Paris Saint-Germain players Marco Verratti (right) and Thomas Meunier (left) look on in dejection as Marcelo (second left) and Sergio Ramos celebrate Real Madrid's third goal on Wednesday.

Too many PSG men failed the Champions League test

In today's game, the Champions League is pretty much the be all and end all. Every player worth his salt aims to play in it and star in it. Adrien Rabiot, PSG's excellent central midfielder, gave a (possibly all too) revealing assessment of what befell the Frenchmen in Madrid, explaining: "It's all well and good putting eight past Dijon..." Rabiot's point was, clearly, that, when it comes to football, the wheat is separated from the chaff at the Santiago Bernabéu, not in Ligue 1. And on this higher footballing plane, he and Neymar showed themselves to be equal to the task, sure; but the same certainly cannot be said of all of their colleagues. As was the case a year ago in Barcelona, more than a few failed to step up to the plate.
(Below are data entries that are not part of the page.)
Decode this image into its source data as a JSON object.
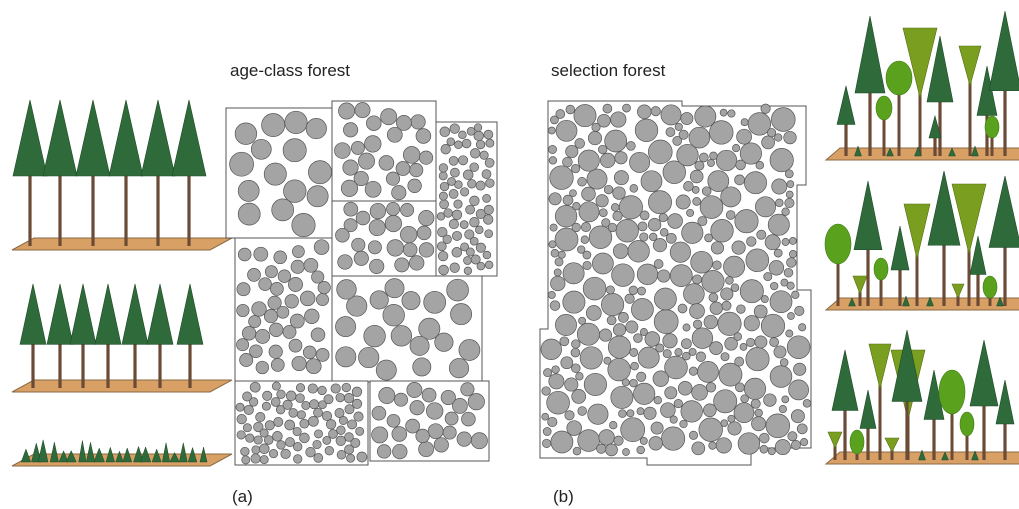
{
  "figure": {
    "panel_a": {
      "title": "age-class forest",
      "letter": "(a)"
    },
    "panel_b": {
      "title": "selection forest",
      "letter": "(b)"
    }
  },
  "colors": {
    "conifer_dark": "#2f6b3a",
    "conifer_light": "#7a9e1f",
    "broadleaf": "#5aa21e",
    "trunk": "#6b4a36",
    "ground": "#d9a066",
    "ground_edge": "#8a6a44",
    "crown_fill": "#a4a4a4",
    "crown_stroke": "#555555",
    "stand_border": "#555555"
  },
  "icons": [
    "conifer-tree-icon",
    "broadleaf-tree-icon",
    "inverted-cone-tree-icon",
    "sapling-icon"
  ]
}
Real Madrid are in their element in the European Cup

Which is precisely what doesn't tend to happen to a Real Madrid so synonymous with this tournament. Their LaLiga title defence has been pitiful and they've been embarrassed in the Copa del Rey, but when the Champions League comes around, they're a different proposition. They play with assurance, they get that bit of luck, they're in control of the situation. When the going gets tough, they dig in and ride it out; when their tails are up, they take full advantage. In the European Cup, they're in their element. Anything can happen in Paris, of course; but, at the halfway stage, the tie is in a position few had predicted. And PSG don't only face a 3-1 deficit; they face a 3-1 deficit against the past masters at this competition.